Hoping to incorporate them, Russo worked with the owner of The Learning Dog to develop “Storytime for Dogs” and had its first reading in January.

“The first time I did this, I said to myself, ‘It may just be chaos, but oh, well,’” Russo said.

It allows dogs in behavioral training to socialize both with humans and other dogs.

At each session, Grapevine and Russo sit up front and read over the sporadic dog barks and children yelling out their prediction to a book’s ending.

Like the dogs in the books they read, each dog in the audience has a story of its own.

Macy, an energetic 1-year-old Wheaten terrier, had to be given up by her original owners, said her current owner, Marilee Pilkington.

“They were just too busy,” Pilkington said, adding that they still visit Macy.

Then there’s Cooper, a black Labrador/pit bull mix who was discovered in the middle of a Pennsylvania woods by Tami Pearce, his owner.

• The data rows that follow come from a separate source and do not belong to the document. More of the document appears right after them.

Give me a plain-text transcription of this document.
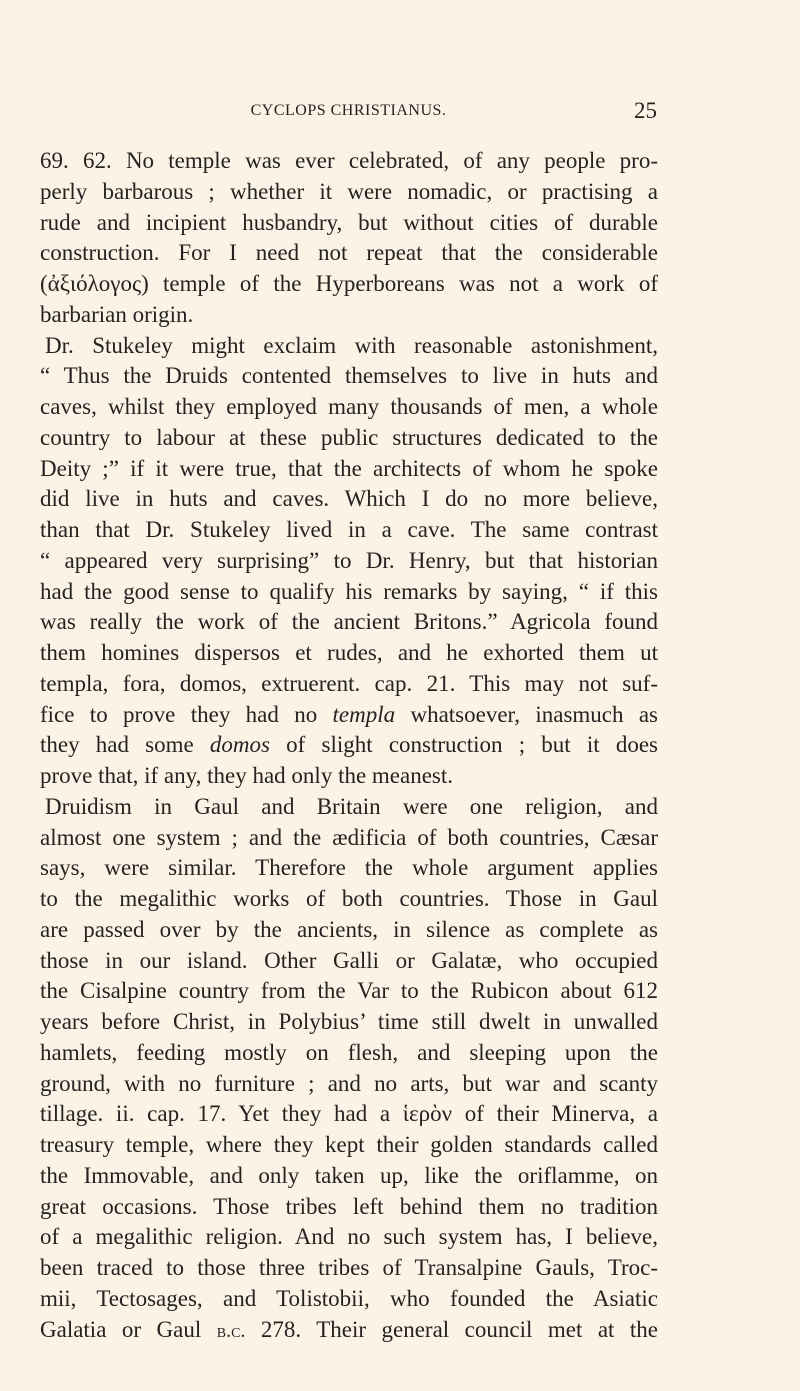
CYCLOPS CHRISTIANUS.	25
69. 62. No temple was ever celebrated, of any people pro-
perly barbarous ; whether it were nomadic, or practising a
rude and incipient husbandry, but without cities of durable
construction. For I need not repeat that the considerable
(ἀξιόλογος) temple of the Hyperboreans was not a work of
barbarian origin.
Dr. Stukeley might exclaim with reasonable astonishment,
“ Thus the Druids contented themselves to live in huts and
caves, whilst they employed many thousands of men, a whole
country to labour at these public structures dedicated to the
Deity ;” if it were true, that the architects of whom he spoke
did live in huts and caves. Which I do no more believe,
than that Dr. Stukeley lived in a cave. The same contrast
“ appeared very surprising” to Dr. Henry, but that historian
had the good sense to qualify his remarks by saying, “ if this
was really the work of the ancient Britons.” Agricola found
them homines dispersos et rudes, and he exhorted them ut
templa, fora, domos, extruerent. cap. 21. This may not suf-
fice to prove they had no templa whatsoever, inasmuch as
they had some domos of slight construction ; but it does
prove that, if any, they had only the meanest.
Druidism in Gaul and Britain were one religion, and
almost one system ; and the ædificia of both countries, Cæsar
says, were similar. Therefore the whole argument applies
to the megalithic works of both countries. Those in Gaul
are passed over by the ancients, in silence as complete as
those in our island. Other Galli or Galatæ, who occupied
the Cisalpine country from the Var to the Rubicon about 612
years before Christ, in Polybius’ time still dwelt in unwalled
hamlets, feeding mostly on flesh, and sleeping upon the
ground, with no furniture ; and no arts, but war and scanty
tillage. ii. cap. 17. Yet they had a ἱερὸν of their Minerva, a
treasury temple, where they kept their golden standards called
the Immovable, and only taken up, like the oriflamme, on
great occasions. Those tribes left behind them no tradition
of a megalithic religion. And no such system has, I believe,
been traced to those three tribes of Transalpine Gauls, Troc-
mii, Tectosages, and Tolistobii, who founded the Asiatic
Galatia or Gaul b.c. 278. Their general council met at the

His mother, Gretta, was dumped in Amish country while pregnant with Cooper and his two brothers. She gave birth and raised them for three weeks in the wild until being taken by the local dog warden. The next day, Pearce, who noticed Gretta in the same place along a rural mail-delivery route, returned to that place.

“She pulled me 10 minutes into the woods and led me to her three puppies,” Pearce said. “I just started bawling. It was a very touching moment.”

She kept Gretta and Cooper and adopted out the two brothers.

Near the end of a story Wednesday, Grapevine surprised the dogs with another prop she hoped would have the same effect as the tennis ball.

She pulled from a shoe box a rubber snake and tossed it to the classroom’s concrete floor.

The dogs, this time, were not amused, but the children were.